On the first day, he caught himself walking too quickly, with too much purpose. He cut a stick from an exploded tree and, after that, fell naturally into the appropriate limp. By the second day he was covered with a fine, gritty soil that blew in the wind, and he was tiring, and there was no longer any difficulty at all about blending in. He walked past empty villages where open shutters banged in the wind, past burnt-out farmhouses seen at a distance across fields of unplowed mud, past blackened tanks with guns pointing at the sky. At night he slept on the ground, waking damp and sore, and the brief flurries of rain meant that he never really dried out.

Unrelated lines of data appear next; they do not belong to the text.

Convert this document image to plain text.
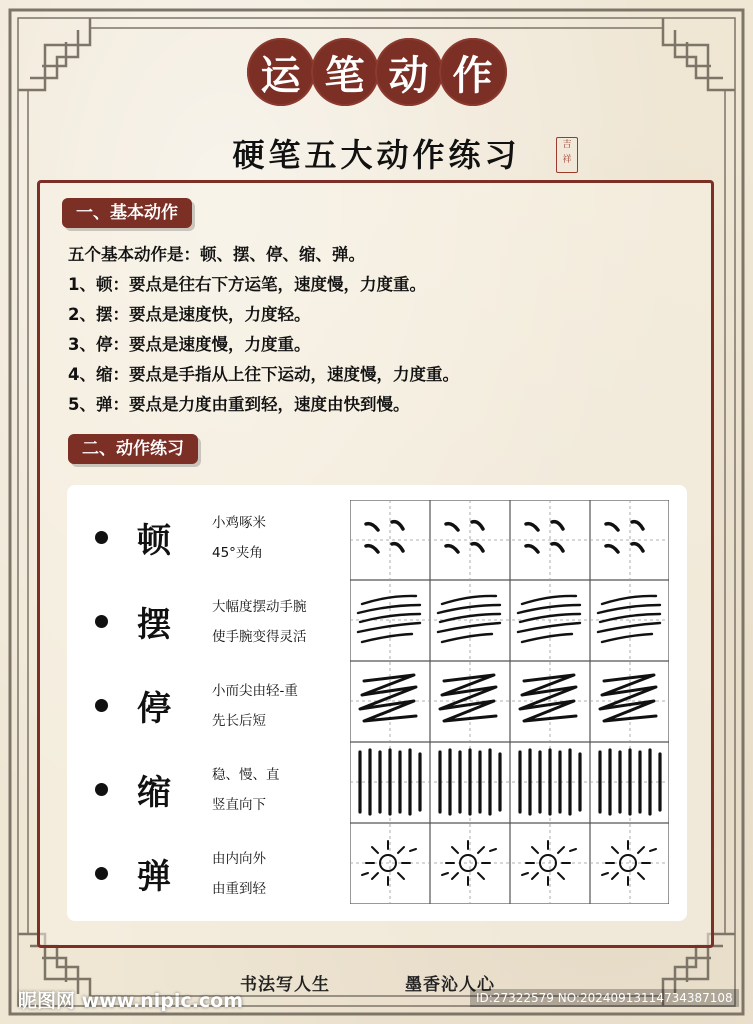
运 笔 动 作
硬笔五大动作练习	吉
祥
一、基本动作
五个基本动作是：顿、摆、停、缩、弹。
1、顿：要点是往右下方运笔，速度慢，力度重。
2、摆：要点是速度快，力度轻。
3、停：要点是速度慢，力度重。
4、缩：要点是手指从上往下运动，速度慢，力度重。
5、弹：要点是力度由重到轻，速度由快到慢。
二、动作练习
顿	小鸡啄米
45°夹角
摆	大幅度摆动手腕
使手腕变得灵活
停	小而尖由轻-重
先长后短
缩	稳、慢、直
竖直向下
弹	由内向外
由重到轻
书法写人生	墨香沁人心
昵图网 www.nipic.com	ID:27322579 NO:20240913114734387108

He had started out in reasonably good shape. In Prague he had spent so much time on the move, hurrying from meeting to meeting, always behind schedule, that the walking of the first two days did not bother him overmuch. His shins ached where the Russians had kicked him, but that would pass, he knew, and he had unwrapped his hand to let the air heal the long, white blister that had formed on it.
But he now began to comprehend what had happened to Voluta, how he had come to make the critical error that had nearly killed them both. To meet after curfew, in the open, at a guarded bridge, was a reasonable definition of suicide, an extraordinarily stupid mistake for a man who had spent his adult life in the shadows, for a man who crossed borders like the wind.